Milli İstihbarat Teşkilatı; tüm gizli servisler gibi pek yapmayacağı bir şey yapıp "büyük bir arabuluculuk rolü" üstlendiğini duyurmuş, bizzat kendisinden duyalım istemiş...
Ankara, 2. Dünya Savaşı'ndan bu yana tarihin en büyük takas operasyonuna ev sahibi olmuş...
ABD ve Rusya dahil 7 ülkeden 26 tutuklu, MİT'in nezaretinde takas edilmiş...
ABD ile Rusya, MİT'in bu arabuluculuk rolünü övmüş...
Dışişleri Bakanı Fidan, MİT'in duyduğu gururu bir mesajla paylaşmış. Ve "Türkiye, Sayın Cumhurbaşkanımızın vizyonu doğrultusunda barışçıl diplomasinin merkezi olmaya devam edecektir" demiş...
MİT Başkanı Kalın'ın da farklı düşünmediğini, hissetmediğini takdir edersiniz...
O sırada Cumhurbaşkanı Erdoğan, Papa Fransuva'yı aramış ve Müslümanlarla Hristiyanların ortak huzuru için insanlık ittifakı önermiş. Haç-Hilal savaşı böylece sona erdirilmiş, ittifakı kurulmuş...
İktidar; yeniden "güven duyulan arabulucu", "barışçıl diplomasinin merkezi" olarak anılmayı ne özlemiş meğer, eski günleri iple çekiyormuş...

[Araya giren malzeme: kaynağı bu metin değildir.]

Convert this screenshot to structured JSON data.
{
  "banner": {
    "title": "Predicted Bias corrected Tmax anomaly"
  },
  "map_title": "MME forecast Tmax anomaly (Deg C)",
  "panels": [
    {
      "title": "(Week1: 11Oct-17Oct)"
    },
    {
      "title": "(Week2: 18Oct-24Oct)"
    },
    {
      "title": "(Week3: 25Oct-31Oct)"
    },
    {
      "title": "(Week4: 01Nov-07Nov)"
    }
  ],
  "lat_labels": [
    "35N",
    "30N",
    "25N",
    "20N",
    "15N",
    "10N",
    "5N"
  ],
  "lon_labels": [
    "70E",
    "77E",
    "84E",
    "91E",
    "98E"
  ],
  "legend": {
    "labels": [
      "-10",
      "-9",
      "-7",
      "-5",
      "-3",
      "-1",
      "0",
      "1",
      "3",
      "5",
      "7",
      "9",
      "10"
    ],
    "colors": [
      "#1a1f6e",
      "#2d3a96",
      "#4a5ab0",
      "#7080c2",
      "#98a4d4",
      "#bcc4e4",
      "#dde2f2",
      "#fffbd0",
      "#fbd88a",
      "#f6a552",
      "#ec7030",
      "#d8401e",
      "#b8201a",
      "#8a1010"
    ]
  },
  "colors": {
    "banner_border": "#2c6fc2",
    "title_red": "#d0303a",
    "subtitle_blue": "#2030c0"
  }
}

Buna en çok sevinmesini, en önden gitmesini, bayraktarlığını yapmasını kimden, hangi kurumdan beklerdiniz?
Fakat hayır, Diyanet ne yapsa beğenirsiniz!
Yahu MİT bile Türkiye'nin barışçıl diplomasiyle anılmasına katkı verirken Diyanet Reisi Erbaş, Ayasofya minberine yine kılıçla çıkmasın mı!
Ne mesaj çıkarılacak, camiden dünyaya ne demiş oluyor bu gösteriyle?
Hiç yorulmayın, Erbaş Hoca ne anlaşılsın istediğini de gizlemiyor. Hutbenin duyurmaya uğraştığı kısımlarını sosyal medyada gururla paylaşıp öne çıkardı.
Elde kılıçla okuduğu Cuma hutbesinin hangi bölümleri mi bunlar? Emperyalizme meydan okuduğu, zalimlerin yenileceğini haykırdığı, cenk ve cengâverlik duygularıyla dolu bölümleri...
Allah aşkına bir "barışçıl diplomasi" için çalışan MİT'e bakın, bir de Diyanet'in şu savaşçıl mesajına.